Autor: Rui Tavares
(Público, 3 de Abril)A extrema-direita comporta-se como uma infecção oportunista num corpo debilitado. Sabe que tem de aproveitar, agora, a crise da direita enquanto esta lhe dá condições ideais para crescer.
Comentando a visibilidade crescente da extrema-direita na sua coluna de sábado neste jornal, Pacheco Pereira sugere que ela é concomitante do politicamente correcto e da atitude geral da esquerda. Previsível: o discurso da “hipocrisia da esquerda” é o tema único dos nossos neoconservadores, que lhe atribuem tudo e a morte do Manolete. Desde o cavaquismo que esta é a cantilena de Pacheco Pereira. Ainda não aprendeu uma nova.
Se olharmos para a esquerda, o que vemos? O PS está no governo, o PCP e o BE sobem sondagem após sondagem. A batalha histórica da despenalização do aborto foi ganha com quase 60% dos votos, alguns dos quais de uma direita desamparada pelas suas lideranças. Não é à esquerda que estão os votos e também não é ali que estão as causas. A extrema-direita tem visibilidade porque tem actividade, e o motivo precipitante da sua virulência está bem em frente do nariz de Pacheco Pereira. Com o PSD exangue e o CDS em cacos, a extrema-direita comporta-se como uma infecção oportunista num corpo debilitado. Sabe que tem de aproveitar, agora, a crise da direita enquanto esta lhe dá condições ideais para crescer.
Não vale a pena fingir que não vemos gravidade nisto. As pessoas esquecem-se, mas desde o tempo das FP-25 – como o nome indica, uma excrescência do período pós-revolucionário – que há mais de vinte anos a violência política em Portugal veio sempre desta extrema- direita. Espancaram um actor, esfaquearam até à morte um sindicalista, fizeram uma “caça ao negro” pelas ruas de Lisboa, e em matilha assassinaram o português Alcino Monteiro pelo crime de ser mulato e passear pela cidade. Recentemente foram provocar imigrantes para o Martim Moniz, apostaram forte no concurso dos “Grandes Portugueses” e passaram para a fase da propaganda xenófoba. Mudam de sigla, contornam cuidadosamente a lei, fazem da desonestidade a táctica principal. Quem tiver estômago para os procurar na internet verá que se estão a organizar. Os jornalistas que se dão ao trabalho de os investigar ficam assustados com histórias de tráfico de drogas e extorsão. Mas quando eles vieram empunhar orgulhosamente as suas armas ilegais na TV, o mesmo Pacheco Pereira que vê sinais alarmantes em todo o lado minimizou o assunto para inventar fantasiosas equivalências com a esquerda.
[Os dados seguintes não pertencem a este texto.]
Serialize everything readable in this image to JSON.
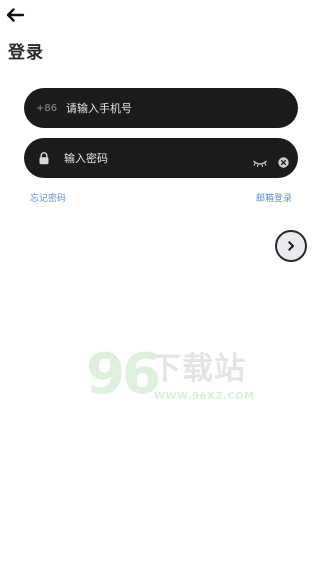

A mesma tese que continua a reciclar.
Se o problema não desaparece por o minimizarmos, será que para o levarmos a sério teremos de importar a agenda da extrema-direita? Grave erro. A questão não é a “hipocrisia sobre a imigração” que alega Pacheco Pereira. É a hipocrisia sobre o racismo. A nossa direita blasé tem dificuldade em chamar os bois racistas, violentos e criminosos pelos respectivos nomes de racistas, violentos e criminosos. Prefere antes escandalizar-se com o escândalo da esquerda.
Ora o escândalo da esquerda não é ineficaz por estar errado. É-o porque atinge apenas o seu auditório, maioritariamente já convencido. Marcelo Rebelo de Sousa, no seu comentário televisivo, atacou os racistas enquanto “homem de direita”, demonstrando que ao contrário de Pacheco Pereira percebeu essa ideia simples. A direita tem de cair na realidade actual e fazer, se for capaz, um discurso anti-racista para o seu próprio eleitorado. Quanto mais não seja porque são os vossos eleitores – actuais e futuros – que os racistas sonham roubar- vos. Com mil raios, será que teremos mesmo de vos explicar tudo?